← Back to context

Comment by Uptrenda

3 years ago

Anyone who has ever pulled a website from a script knows the pain that is Javascript. Normally you want to just get some text and work out the API actions but a lot of sites use horribly obfuscated Javascript -- either because that's what modern web development is (lolz) -- or because its part of their 'security.' That means if you want to write browser-based bots properly -- you ought to use a browser. There are special browsers that run 'headlessly' or are designed mostly for bot use. Like https://www.selenium.dev/ which plugs into a few different 'browser engines.'

But now you have another problem. Your simple script goes from being small, simple, self-contained, and elegant gem, to requiring a full browser, specialized drivers, and/or daemons running just to work. If you're using something like Python you just frankly don't have very good packaging. So it's hard to string together all that into a solution and have it magically work for everyone. What YouTube-dl have done is good engineering.
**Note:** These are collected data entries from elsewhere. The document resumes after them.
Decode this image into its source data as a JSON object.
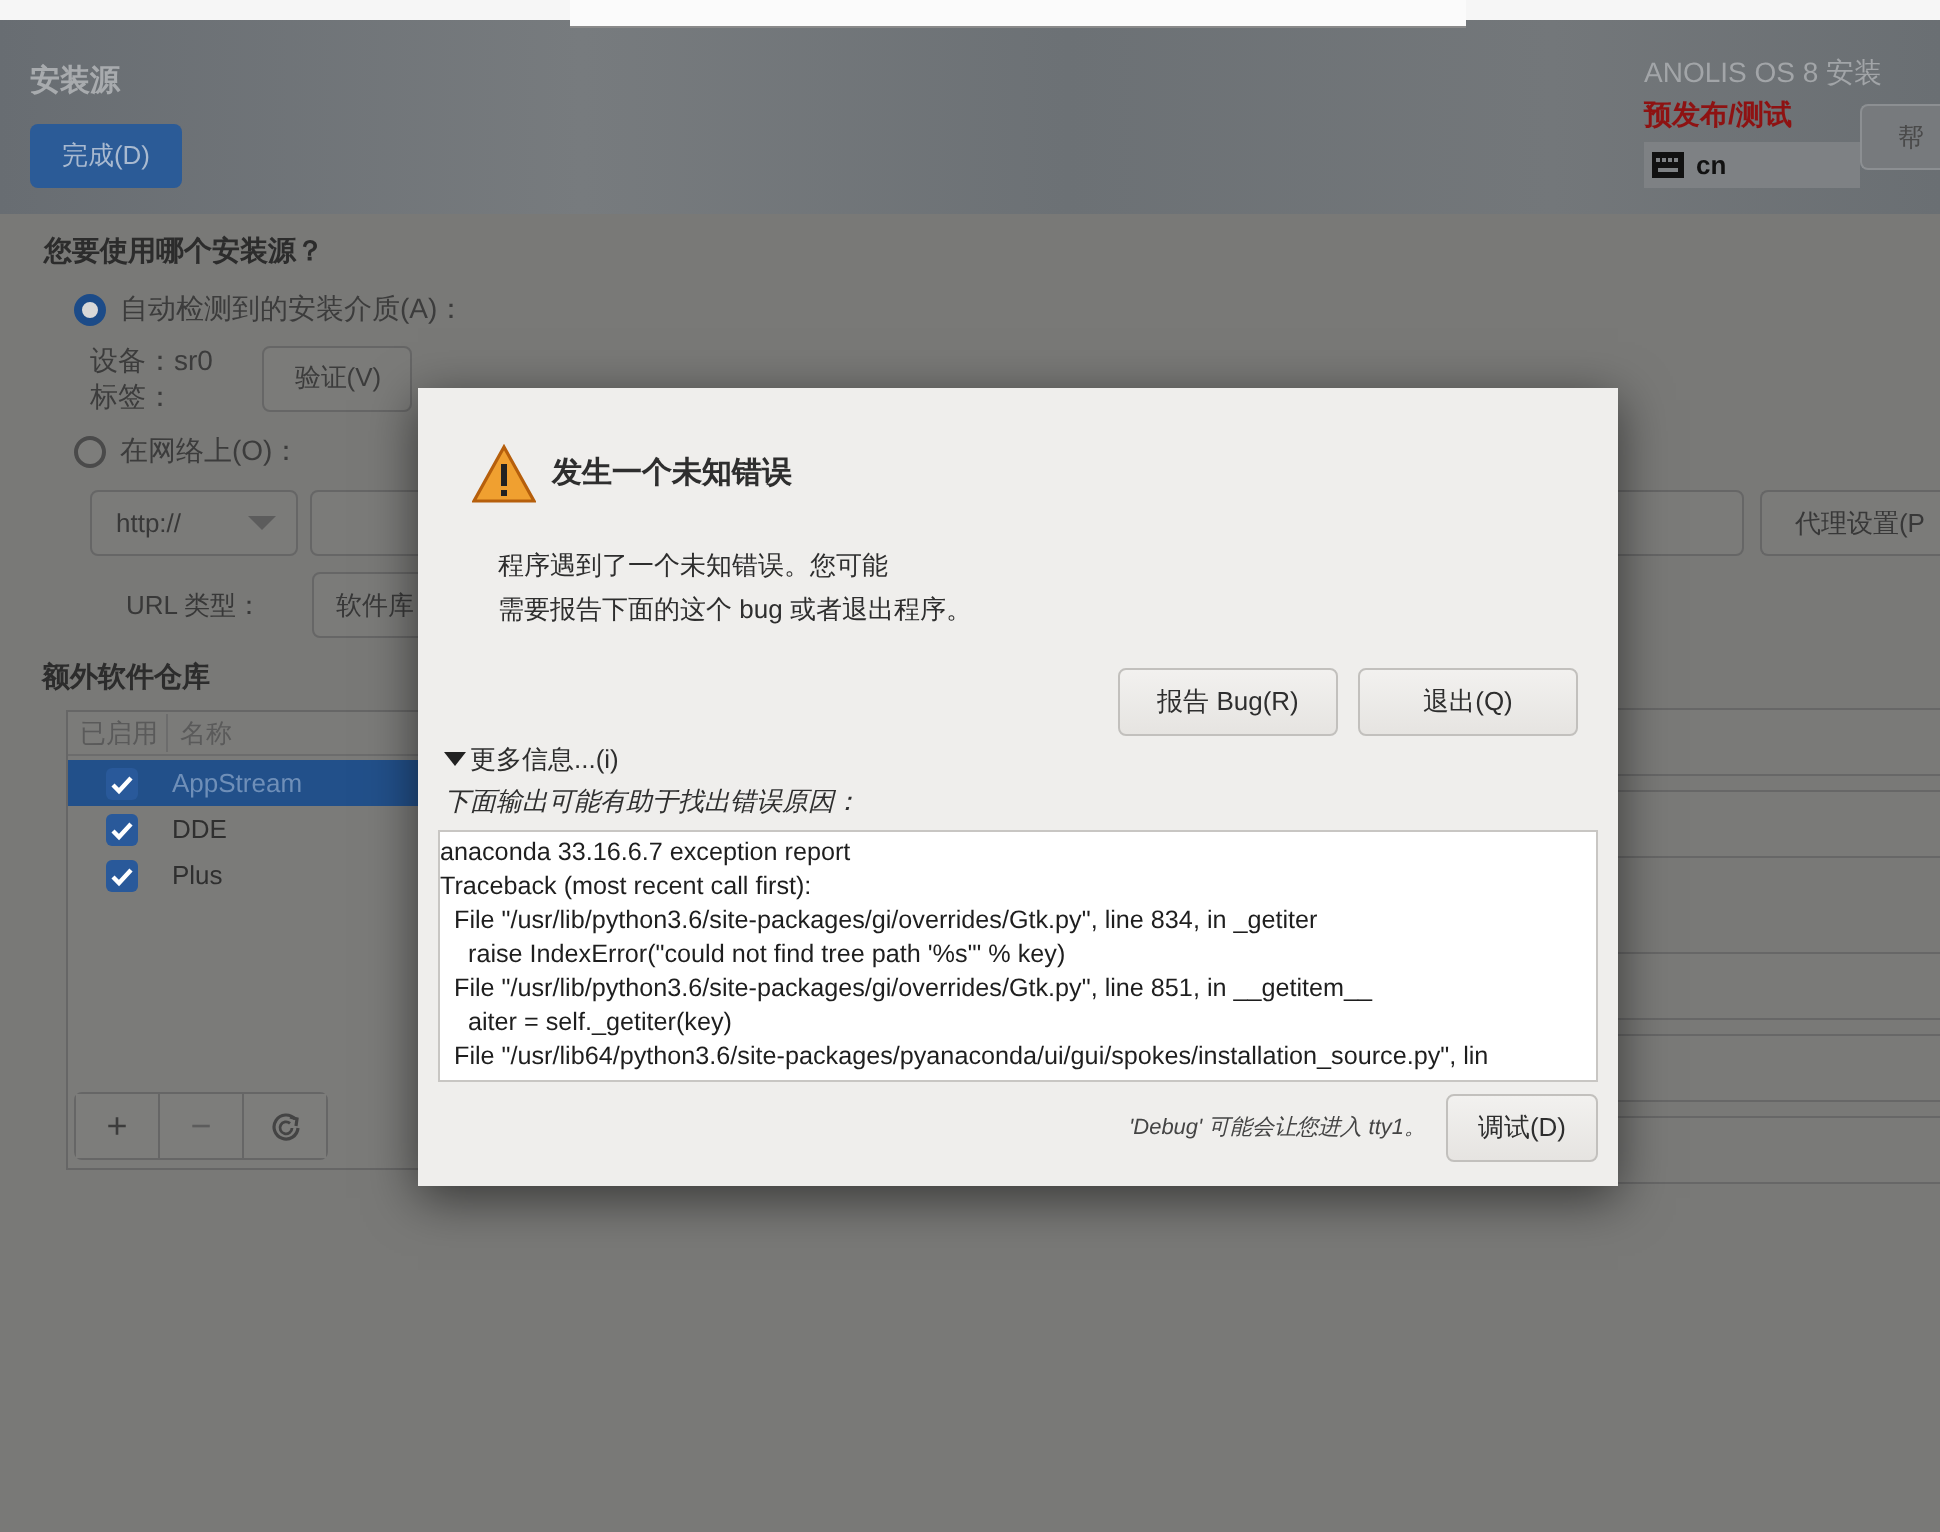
{
  "header": {
    "title": "安装源",
    "done_button": "完成(D)",
    "product": "ANOLIS OS 8 安装",
    "prerelease": "预发布/测试",
    "keyboard": "cn",
    "help_button": "帮"
  },
  "source": {
    "question": "您要使用哪个安装源？",
    "options": [
      {
        "label": "自动检测到的安装介质(A)：",
        "selected": true
      },
      {
        "label": "在网络上(O)：",
        "selected": false
      }
    ],
    "device": "设备：sr0",
    "disc_label": "标签：",
    "verify_button": "验证(V)",
    "protocol": "http://",
    "proxy_button": "代理设置(P",
    "url_type_label": "URL 类型：",
    "url_type_value": "软件库"
  },
  "repos": {
    "title": "额外软件仓库",
    "columns": [
      "已启用",
      "名称"
    ],
    "rows": [
      {
        "name": "AppStream",
        "enabled": true,
        "selected": true
      },
      {
        "name": "DDE",
        "enabled": true,
        "selected": false
      },
      {
        "name": "Plus",
        "enabled": true,
        "selected": false
      }
    ],
    "toolbar": [
      {
        "kind": "add",
        "label": "+"
      },
      {
        "kind": "remove",
        "label": "−"
      },
      {
        "kind": "refresh"
      }
    ]
  },
  "dialog": {
    "title": "发生一个未知错误",
    "message": [
      "程序遇到了一个未知错误。您可能",
      "需要报告下面的这个 bug 或者退出程序。"
    ],
    "buttons": [
      "报告 Bug(R)",
      "退出(Q)"
    ],
    "expander": {
      "label": "更多信息...(i)",
      "expanded": true
    },
    "hint": "下面输出可能有助于找出错误原因：",
    "log": [
      "anaconda 33.16.6.7 exception report",
      "Traceback (most recent call first):",
      "  File \"/usr/lib/python3.6/site-packages/gi/overrides/Gtk.py\", line 834, in _getiter",
      "    raise IndexError(\"could not find tree path '%s'\" % key)",
      "  File \"/usr/lib/python3.6/site-packages/gi/overrides/Gtk.py\", line 851, in __getitem__",
      "    aiter = self._getiter(key)",
      "  File \"/usr/lib64/python3.6/site-packages/pyanaconda/ui/gui/spokes/installation_source.py\", lin"
    ],
    "debug_note": "'Debug' 可能会让您进入 tty1。",
    "debug_button": "调试(D)"
  }
}
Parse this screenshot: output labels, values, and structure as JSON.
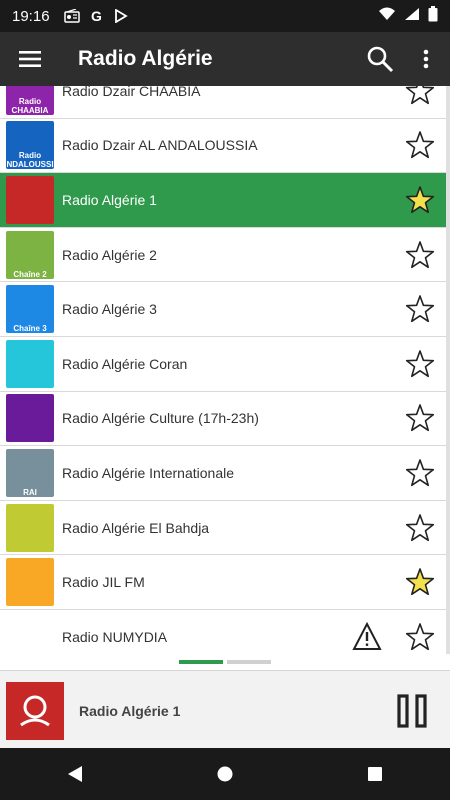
{
  "status": {
    "time": "19:16"
  },
  "app": {
    "title": "Radio Algérie"
  },
  "stations": [
    {
      "name": "Radio Dzair CHAABIA",
      "thumb_text": "Radio CHAABIA",
      "thumb_color": "#8e24aa",
      "favorite": false,
      "warning": false,
      "selected": false
    },
    {
      "name": "Radio Dzair AL ANDALOUSSIA",
      "thumb_text": "Radio ANDALOUSSIA",
      "thumb_color": "#1565c0",
      "favorite": false,
      "warning": false,
      "selected": false
    },
    {
      "name": "Radio Algérie 1",
      "thumb_text": "",
      "thumb_color": "#c62828",
      "favorite": true,
      "warning": false,
      "selected": true
    },
    {
      "name": "Radio Algérie 2",
      "thumb_text": "Chaîne 2",
      "thumb_color": "#7cb342",
      "favorite": false,
      "warning": false,
      "selected": false
    },
    {
      "name": "Radio Algérie 3",
      "thumb_text": "Chaîne 3",
      "thumb_color": "#1e88e5",
      "favorite": false,
      "warning": false,
      "selected": false
    },
    {
      "name": "Radio Algérie Coran",
      "thumb_text": "",
      "thumb_color": "#26c6da",
      "favorite": false,
      "warning": false,
      "selected": false
    },
    {
      "name": "Radio Algérie Culture (17h-23h)",
      "thumb_text": "",
      "thumb_color": "#6a1b9a",
      "favorite": false,
      "warning": false,
      "selected": false
    },
    {
      "name": "Radio Algérie Internationale",
      "thumb_text": "RAI",
      "thumb_color": "#78909c",
      "favorite": false,
      "warning": false,
      "selected": false
    },
    {
      "name": "Radio Algérie El Bahdja",
      "thumb_text": "",
      "thumb_color": "#c0ca33",
      "favorite": false,
      "warning": false,
      "selected": false
    },
    {
      "name": "Radio JIL FM",
      "thumb_text": "",
      "thumb_color": "#f9a825",
      "favorite": true,
      "warning": false,
      "selected": false
    },
    {
      "name": "Radio NUMYDIA",
      "thumb_text": "",
      "thumb_color": "#ffffff",
      "favorite": false,
      "warning": true,
      "selected": false
    }
  ],
  "player": {
    "title": "Radio Algérie 1"
  },
  "colors": {
    "accent": "#2f9a4b",
    "star_fill": "#f4e04d",
    "appbar": "#2e2e2e"
  }
}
Even though it's not a full JS interpreter: they've kept their software lean, self-contained, and easier to use.

Just npm install puppeteer.

  • Puppeteer is cool, but it's exactly what OP is warning against: it's a full browser that is downloaded and run through npm. It's remarkably well packaged, but still far more error prone than a simple HTTP request, and far more likely to break on its own just with the passage of time.

    • Yes, but:

      ”Your simple script goes from being small, simple, self-contained, and elegant gem, to requiring a full browser, specialized drivers, and/or daemons running just to work”

      Complex problems cannot be solved by simple scripts, but they can be abstracted away to vendor libraries when/if they are well maintained, such as in this case. While it can break with time, at least someone else fixes it for you.

    • There's also puppeteer-core which lets you use your own (Google Chrome) browser and if your own browser is broken then you're having bigger problems than youtube-dl not working.